PFASs have been measured in freshwater systems around the world. Most countries, including Canada, started monitoring for long-chain PFASs such as PFOS/PFOA before refocusing on short-chain PFASs, especially in the last decade. The majority of studies have sampled urban or MWWTP-influenced water bodies to determine the concentrations of PFASs that might be attributed to runoff or industrial wastewaters (Table 3). In addition, there have been many studies conducted in the Arctic to determine the effects of long-range transport of PFASs to an environment where sources of these compounds are minimal if present at all (Table 3).

Table 3 Maximum or mean/median (bold and italic in table) concentrations of PFASs in surface waters from other Canadian and international studies

In Canada, the results from past studies are mostly within the range of concentrations found within our study (Table 3) except for the results from D’Agostino and Maybury (2017). In the D’Agostino and Maybury (2017) study, the maximum concentrations of most compounds are well above those found in this study. However, this may be related to the inclusion of sites knowingly impacted by firefighting foams. It is also interesting to note the ubiquitous measurements of PFPeA, PFHxA and PFBA in this study that were not always detected in past Canadian studies (Table 3). This might be a reflection of new uses of these products in some manufacturing processes. Direct comparison was possible for the following sites: Hamilton Harbour (ON), Mimico Creek (ON), Grand and Thames rivers (ON). In general, PFSA concentrations at the four sites have increased slightly for the majority of compounds. Although, none of the increases were more than an order of magnitude. Both PFHpA and PFHxA saw the largest increases at these four sites while PFOS/PFOA had very similar concentrations in past and present studies. This could be a reflection of the use of new PFASs in the manufacturing process and the persistence of PFOS/PFOA in the environment.

In international studies, the majority of compounds had higher maximum concentrations than that of this study (Table 3). However, some of those international studies were meant to record the effects of industrial outputs directly related to PFASs such as the 3 M facility on the Mississippi River (Newsted et al. 2017) or heavily industrialized waterways such as the River Rhine (Moller et al. 2010) (Table 3).

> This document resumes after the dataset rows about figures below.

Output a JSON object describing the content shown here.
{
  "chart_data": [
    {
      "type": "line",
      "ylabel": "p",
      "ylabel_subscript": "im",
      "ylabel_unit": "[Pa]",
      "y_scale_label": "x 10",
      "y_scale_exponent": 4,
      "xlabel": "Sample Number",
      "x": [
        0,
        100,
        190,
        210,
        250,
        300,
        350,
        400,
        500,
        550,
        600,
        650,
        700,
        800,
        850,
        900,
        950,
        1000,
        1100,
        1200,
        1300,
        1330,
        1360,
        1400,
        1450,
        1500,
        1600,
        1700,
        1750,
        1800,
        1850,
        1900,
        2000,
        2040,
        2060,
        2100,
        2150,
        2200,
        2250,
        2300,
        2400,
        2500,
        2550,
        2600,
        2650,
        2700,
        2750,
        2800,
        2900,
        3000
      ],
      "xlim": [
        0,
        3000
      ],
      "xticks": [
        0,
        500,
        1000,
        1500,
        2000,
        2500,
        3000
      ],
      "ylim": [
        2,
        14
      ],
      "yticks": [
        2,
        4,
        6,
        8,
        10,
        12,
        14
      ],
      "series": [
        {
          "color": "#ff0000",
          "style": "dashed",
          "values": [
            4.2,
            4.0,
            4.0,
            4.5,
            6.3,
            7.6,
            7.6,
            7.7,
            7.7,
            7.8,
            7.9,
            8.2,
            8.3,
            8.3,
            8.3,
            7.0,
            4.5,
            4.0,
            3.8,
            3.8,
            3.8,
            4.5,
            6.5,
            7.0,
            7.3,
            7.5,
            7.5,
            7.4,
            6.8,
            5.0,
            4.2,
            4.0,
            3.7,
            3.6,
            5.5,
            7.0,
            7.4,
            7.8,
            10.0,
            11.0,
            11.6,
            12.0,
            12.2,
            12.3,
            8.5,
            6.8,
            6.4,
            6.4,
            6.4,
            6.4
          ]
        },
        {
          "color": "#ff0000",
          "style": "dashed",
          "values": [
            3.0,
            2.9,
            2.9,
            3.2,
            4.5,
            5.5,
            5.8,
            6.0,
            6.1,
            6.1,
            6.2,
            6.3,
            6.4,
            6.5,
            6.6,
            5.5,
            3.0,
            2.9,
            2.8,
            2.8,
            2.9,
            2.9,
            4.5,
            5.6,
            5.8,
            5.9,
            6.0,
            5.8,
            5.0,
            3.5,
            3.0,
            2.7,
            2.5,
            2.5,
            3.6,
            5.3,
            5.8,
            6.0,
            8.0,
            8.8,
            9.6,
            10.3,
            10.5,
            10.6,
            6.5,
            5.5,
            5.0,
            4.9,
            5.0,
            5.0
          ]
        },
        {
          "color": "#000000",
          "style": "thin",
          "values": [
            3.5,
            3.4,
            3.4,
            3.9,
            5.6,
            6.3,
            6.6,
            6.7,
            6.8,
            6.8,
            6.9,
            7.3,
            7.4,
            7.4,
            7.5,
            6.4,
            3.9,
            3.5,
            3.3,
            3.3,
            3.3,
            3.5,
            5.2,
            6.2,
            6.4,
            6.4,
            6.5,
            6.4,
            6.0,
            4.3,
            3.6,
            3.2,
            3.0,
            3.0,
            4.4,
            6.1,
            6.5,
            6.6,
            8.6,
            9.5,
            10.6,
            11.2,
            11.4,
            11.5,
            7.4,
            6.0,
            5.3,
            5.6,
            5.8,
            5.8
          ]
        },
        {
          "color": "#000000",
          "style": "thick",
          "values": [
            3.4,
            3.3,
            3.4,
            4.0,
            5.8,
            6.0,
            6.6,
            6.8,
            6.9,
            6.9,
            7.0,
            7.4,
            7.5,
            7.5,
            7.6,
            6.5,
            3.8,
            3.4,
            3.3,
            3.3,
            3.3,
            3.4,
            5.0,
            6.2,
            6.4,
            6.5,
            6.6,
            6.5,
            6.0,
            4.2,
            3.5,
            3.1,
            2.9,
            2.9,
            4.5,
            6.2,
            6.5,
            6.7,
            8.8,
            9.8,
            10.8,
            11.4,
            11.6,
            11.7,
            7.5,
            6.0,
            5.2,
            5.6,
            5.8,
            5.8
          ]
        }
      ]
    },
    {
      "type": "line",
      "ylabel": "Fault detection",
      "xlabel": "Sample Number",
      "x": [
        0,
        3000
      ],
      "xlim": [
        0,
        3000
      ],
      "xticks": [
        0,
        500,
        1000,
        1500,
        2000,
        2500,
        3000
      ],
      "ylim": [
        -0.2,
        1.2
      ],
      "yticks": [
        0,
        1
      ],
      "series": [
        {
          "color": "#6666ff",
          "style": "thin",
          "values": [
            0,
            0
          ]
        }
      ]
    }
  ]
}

Even some Arctic stream may contain similar PFASs concentrations to that of our study, especially streams located near settlements and/or those influenced by precipitations linked to long-range atmospheric transport (Table 3).

Conclusion

This study has revealed that PFAS chemicals are found throughout freshwater systems in Canada. The main contributor of PFASs in our study was probably related to urban runoff and secondarily to MWWTPs. Concentrations of older PFASs, such as PFOS and PFOA, are declining, likely due to regulatory measures in Canada and other countries, while some of the shorter-chain PFASs are increasing, probably due to a combination of increased use and long-range transport. Both Myers et al. (2012) and Gewurtz et al. (2019) have suggested that sediment may play a larger role as a continual source of PFASs to surface water. It is suggested that the addition of sediment to surface water monitoring for PFSA would be beneficial to understand the different source of these compounds to the Canadian environment.